Signing into the record books
In an important step on the road to producing the landmark publication XL: Forty Years of the Super Bowl the 34 living Most Valuable Players (MVPs) met over Super Bowl week in Detroit to sign the 400 MVP Special Edition signature pages. The MVP signature page – a unique and totally unprecedented event in the history of sports memorabilia – is certain to become a sought-after collector’s item, with demand for the 400 copies already running high.
Even the signing process itself became a game within a game. The goal? Who could sign all 400 MVP Special Editions the fastest.
Setting the pace was Steve Young, winner of Super Bowl XXIX for the San Francisco 49ers, who raced through the pages in 42 minutes flat without breaking a sweat. But with no time to rest on his laurels, up stepped the legendary Joe Montana, three times MVP and also from the 49ers, who proceeded to smash Young’s opening record by signing all 400 signature pages in a staggering 22 minutes.
By this time the quarterbacks were making their mark, and New England Patriot’s Tom Brady, youngest ever MVP at the age of 24, flexed his muscles by posting a staggering time of 18 minutes and 50 seconds! This proved the time of the day, and has gone down in Opus history as a record within a record.

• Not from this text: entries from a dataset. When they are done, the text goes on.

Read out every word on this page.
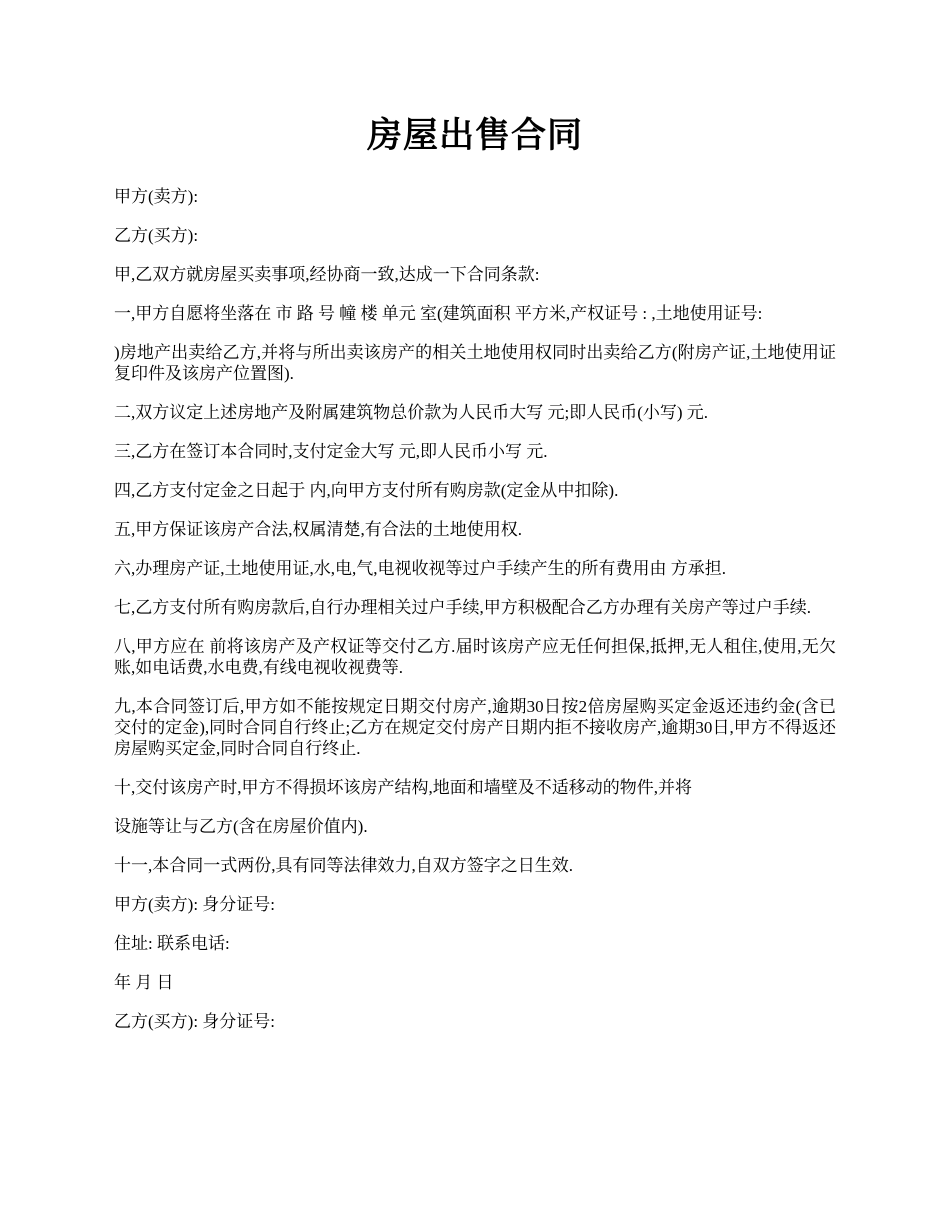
房屋出售合同

甲方(卖方):

乙方(买方):

甲,乙双方就房屋买卖事项,经协商一致,达成一下合同条款:

一,甲方自愿将坐落在 市 路 号 幢 楼 单元 室(建筑面积 平方米,产权证号 : ,土地使用证号:

)房地产出卖给乙方,并将与所出卖该房产的相关土地使用权同时出卖给乙方(附房产证,土地使用证复印件及该房产位置图).

二,双方议定上述房地产及附属建筑物总价款为人民币大写 元;即人民币(小写) 元.

三,乙方在签订本合同时,支付定金大写 元,即人民币小写 元.

四,乙方支付定金之日起于 内,向甲方支付所有购房款(定金从中扣除).

五,甲方保证该房产合法,权属清楚,有合法的土地使用权.

六,办理房产证,土地使用证,水,电,气,电视收视等过户手续产生的所有费用由 方承担.

七,乙方支付所有购房款后,自行办理相关过户手续,甲方积极配合乙方办理有关房产等过户手续.

八,甲方应在 前将该房产及产权证等交付乙方.届时该房产应无任何担保,抵押,无人租住,使用,无欠账,如电话费,水电费,有线电视收视费等.

九,本合同签订后,甲方如不能按规定日期交付房产,逾期30日按2倍房屋购买定金返还违约金(含已交付的定金),同时合同自行终止;乙方在规定交付房产日期内拒不接收房产,逾期30日,甲方不得返还房屋购买定金,同时合同自行终止.

十,交付该房产时,甲方不得损坏该房产结构,地面和墙壁及不适移动的物件,并将

设施等让与乙方(含在房屋价值内).

十一,本合同一式两份,具有同等法律效力,自双方签字之日生效.

甲方(卖方): 身分证号:

住址: 联系电话:

年 月 日

乙方(买方): 身分证号:
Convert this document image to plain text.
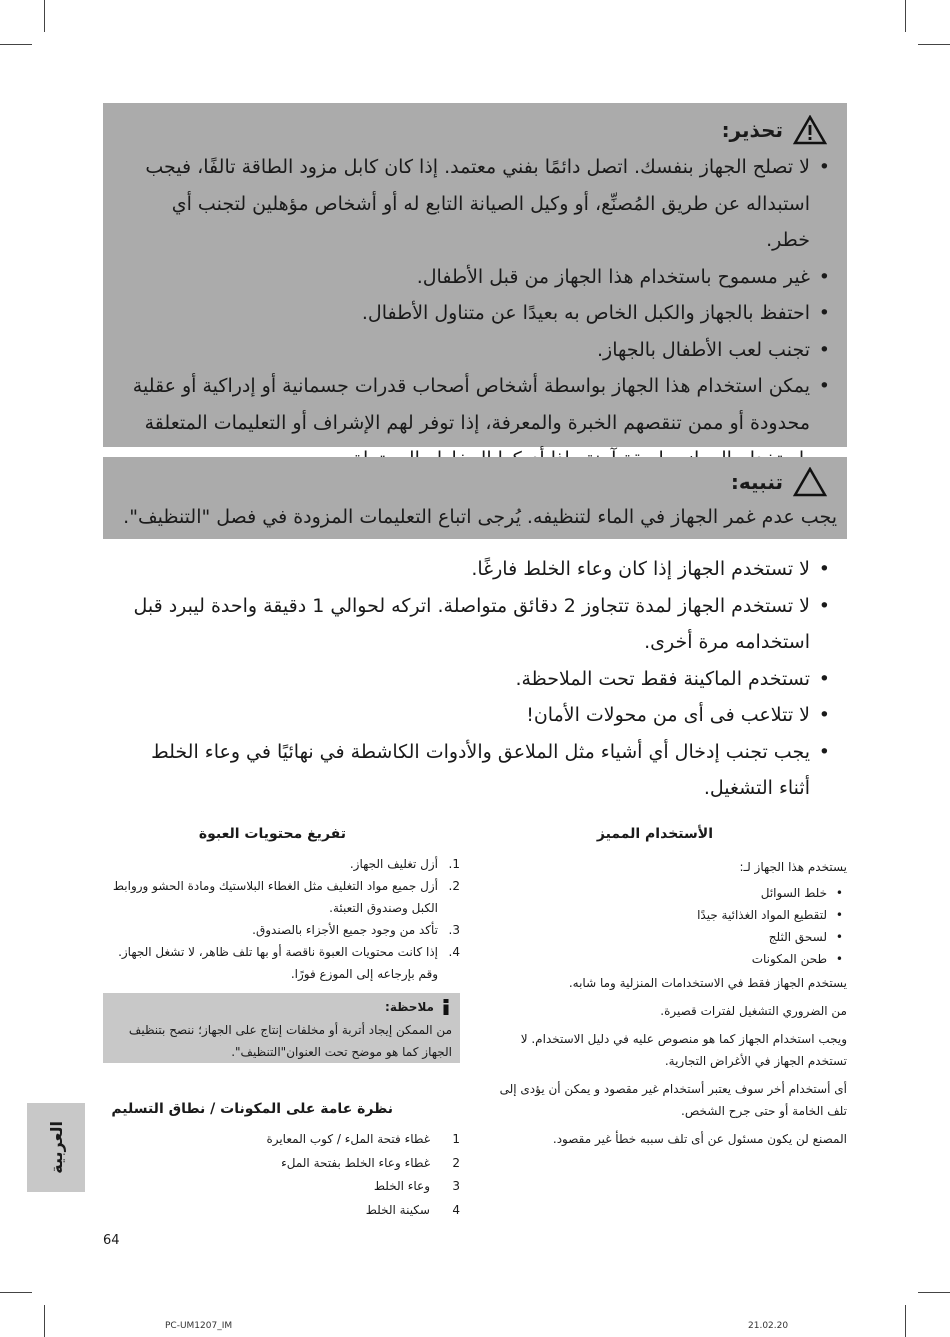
تحذير:
• لا تصلح الجهاز بنفسك. اتصل دائمًا بفني معتمد. إذا كان كابل مزود الطاقة تالفًا، فيجب استبداله عن طريق المُصنِّع، أو وكيل الصيانة التابع له أو أشخاص مؤهلين لتجنب أي خطر.
• غير مسموح باستخدام هذا الجهاز من قبل الأطفال.
• احتفظ بالجهاز والكبل الخاص به بعيدًا عن متناول الأطفال.
• تجنب لعب الأطفال بالجهاز.
• يمكن استخدام هذا الجهاز بواسطة أشخاص أصحاب قدرات جسمانية أو إدراكية أو عقلية محدودة أو ممن تنقصهم الخبرة والمعرفة، إذا توفر لهم الإشراف أو التعليمات المتعلقة
تنبيه:
يجب عدم غمر الجهاز في الماء لتنظيفه. يُرجى اتباع التعليمات المزودة في فصل "التنظيف".
• لا تستخدم الجهاز إذا كان وعاء الخلط فارغًا.
• لا تستخدم الجهاز لمدة تتجاوز 2 دقائق متواصلة. اتركه لحوالي 1 دقيقة واحدة ليبرد قبل استخدامه مرة أخرى.
• تستخدم الماكينة فقط تحت الملاحظة.
• لا تتلاعب فى أى من محولات الأمان!
• يجب تجنب إدخال أي أشياء مثل الملاعق والأدوات الكاشطة في نهائيًا في وعاء الخلط أثناء التشغيل.
الأستخدام المميز
يستخدم هذا الجهاز لـ:
•
خلط السوائل
•
لتقطيع المواد الغذائية جيدًا
•
لسحق الثلج
•
طحن المكونات
يستخدم الجهاز فقط في الاستخدامات المنزلية وما شابه.
من الضروري التشغيل لفترات قصيرة.
ويجب استخدام الجهاز كما هو منصوص عليه في دليل الاستخدام. لا تستخدم الجهاز في الأغراض التجارية.
أى أستخدام أخر سوف يعتبر أستخدام غير مقصود و يمكن أن يؤدى إلى تلف الخامة أو حتى جرح الشخص.
المصنع لن يكون مسئول عن أى تلف سببه خطأ غير مقصود.
تفريغ محتويات العبوة
1.
أزل تغليف الجهاز.
2.
أزل جميع مواد التغليف مثل الغطاء البلاستيك ومادة الحشو وروابط الكبل وصندوق التعبئة.
3.
تأكد من وجود جميع الأجزاء بالصندوق.
4.
إذا كانت محتويات العبوة ناقصة أو بها تلف ظاهر، لا تشغل الجهاز. وقم بإرجاعه إلى الموزع فورًا.
ملاحظة:
من الممكن إيجاد أتربة أو مخلفات إنتاج على الجهاز؛ ننصح بتنظيف الجهاز كما هو موضح تحت العنوان"التنظيف".
نظرة عامة على المكونات / نطاق التسليم
1
غطاء فتحة الملء / كوب المعايرة
2
غطاء وعاء الخلط بفتحة الملء
3
وعاء الخلط
4
سكينة الخلط
العربية
64
PC-UM1207_IM	21.02.20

The history of the MVP goes right back to 1938 when the NFL began awarding the Joe F. Carr Trophy (Carr was league president from 1921-39) to the league’s most valuable player, and continued to do so until 1946. Since that time, the NFL’s Most Valuable Players and Players of the Year have been named by a variety of sources including some of the top football publications. It’s become something of an institution, and rivalry is fierce among players to win the award.